Filtering by multiple columns at once in `dplyr`-CodePudding

Here is some sample data

library(tidyverse)

data <- matrix(runif(20), ncol = 4) 
colnames(data) <- c("mt100", "cp001", "cp002", "cp003")
data <- as_tibble(data)

The real data set has many more columns but it stands that there are many columns that all start with "cp". In dplyr I can select all these columns

data %>%
  select(starts_with("cp"))

Is there a way in which I can use the starts_with (or similar function) to filter by multiple columns without having to explicitly write them all? I'm thinking something like this

data %>%
  filter(starts_with("cp") > 0.2)

Thanks!

CodePudding user response：

We could use if_all or if_any as Anil is pointing in his comments: For your code this would be:

https://www.tidyverse.org/blog/2021/02/dplyr-1-0-4-if-any/

if_any() and if_all()

"across() is very useful within summarise() and mutate(), but it’s hard to use it with filter() because it is not clear how the results would be combined into one logical vector. So to fill the gap, we’re introducing two new functions if_all() and if_any()."

if_all

data %>% 
  filter(if_all(starts_with("cp"), ~ . > 0.2))

  mt100 cp001 cp002 cp003
  <dbl> <dbl> <dbl> <dbl>
1 0.688 0.402 0.467 0.646
2 0.663 0.757 0.728 0.335
3 0.472 0.533 0.717 0.638

if_any:

data %>% 
  filter(if_any(starts_with("cp"), ~ . > 0.2))
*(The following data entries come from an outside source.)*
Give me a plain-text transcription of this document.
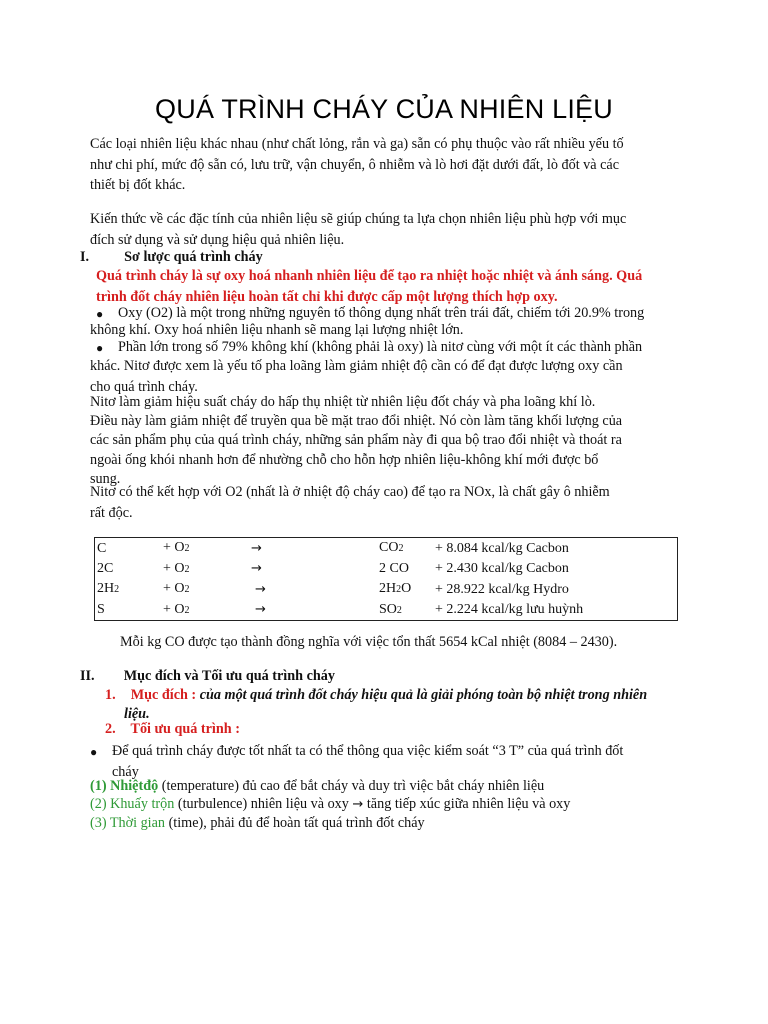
QUÁ TRÌNH CHÁY CỦA NHIÊN LIỆU
Các loại nhiên liệu khác nhau (như chất lỏng, rắn và ga) sẵn có phụ thuộc vào rất nhiều yếu tố
như chi phí, mức độ sẵn có, lưu trữ, vận chuyển, ô nhiễm và lò hơi đặt dưới đất, lò đốt và các
thiết bị đốt khác.
Kiến thức về các đặc tính của nhiên liệu sẽ giúp chúng ta lựa chọn nhiên liệu phù hợp với mục
đích sử dụng và sử dụng hiệu quả nhiên liệu.
I. Sơ lược quá trình cháy
Quá trình cháy là sự oxy hoá nhanh nhiên liệu để tạo ra nhiệt hoặc nhiệt và ánh sáng. Quá
trình đốt cháy nhiên liệu hoàn tất chỉ khi được cấp một lượng thích hợp oxy.
● Oxy (O2) là một trong những nguyên tố thông dụng nhất trên trái đất, chiếm tới 20.9% trong
không khí. Oxy hoá nhiên liệu nhanh sẽ mang lại lượng nhiệt lớn.
● Phần lớn trong số 79% không khí (không phải là oxy) là nitơ cùng với một ít các thành phần
khác. Nitơ được xem là yếu tố pha loãng làm giảm nhiệt độ cần có để đạt được lượng oxy cần
cho quá trình cháy.
Nitơ làm giảm hiệu suất cháy do hấp thụ nhiệt từ nhiên liệu đốt cháy và pha loãng khí lò.
Điều này làm giảm nhiệt để truyền qua bề mặt trao đổi nhiệt. Nó còn làm tăng khối lượng của
các sản phẩm phụ của quá trình cháy, những sản phẩm này đi qua bộ trao đổi nhiệt và thoát ra
ngoài ống khói nhanh hơn để nhường chỗ cho hỗn hợp nhiên liệu-không khí mới được bổ
sung.
Nitơ có thể kết hợp với O2 (nhất là ở nhiệt độ cháy cao) để tạo ra NOx, là chất gây ô nhiễm
rất độc.
	C	+ O2	→	CO2	+ 8.084 kcal/kg Cacbon
	2C	+ O2	→	2 CO	+ 2.430 kcal/kg Cacbon
	2H2	+ O2	→	2H2O	+ 28.922 kcal/kg Hydro
	S	+ O2	→	SO2	+ 2.224 kcal/kg lưu huỳnh
Mỗi kg CO được tạo thành đồng nghĩa với việc tổn thất 5654 kCal nhiệt (8084 – 2430).
II. Mục đích và Tối ưu quá trình cháy
1. Mục đích : của một quá trình đốt cháy hiệu quả là giải phóng toàn bộ nhiệt trong nhiên
liệu.
2. Tối ưu quá trình :
● Để quá trình cháy được tốt nhất ta có thể thông qua việc kiểm soát “3 T” của quá trình đốt
cháy
(1) Nhiệtđộ (temperature) đủ cao để bắt cháy và duy trì việc bắt cháy nhiên liệu
(2) Khuấy trộn (turbulence) nhiên liệu và oxy → tăng tiếp xúc giữa nhiên liệu và oxy
(3) Thời gian (time), phải đủ để hoàn tất quá trình đốt cháy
  mt100 cp001   cp002 cp003
  <dbl> <dbl>   <dbl> <dbl>
1 0.554 0.970 0.874   0.187
2 0.688 0.402 0.467   0.646
3 0.658 0.850 0.00813 0.542
4 0.663 0.757 0.728   0.335
5 0.472 0.533 0.717   0.638

CodePudding user response：

You can use dplyr::across() along with a purrr-style anonymous function:

data %>%
  filter(across(starts_with("cp"), ~ . > .2))
# # A tibble: 3 × 4
#   mt100 cp001 cp002 cp003
#   <dbl> <dbl> <dbl> <dbl>
# 1 0.628 0.604 0.802 0.501
# 2 0.744 0.283 0.702 0.493
# 3 0.279 0.372 0.975 0.751

(Note that without a set.seed(), our results will differ due to the RNG.)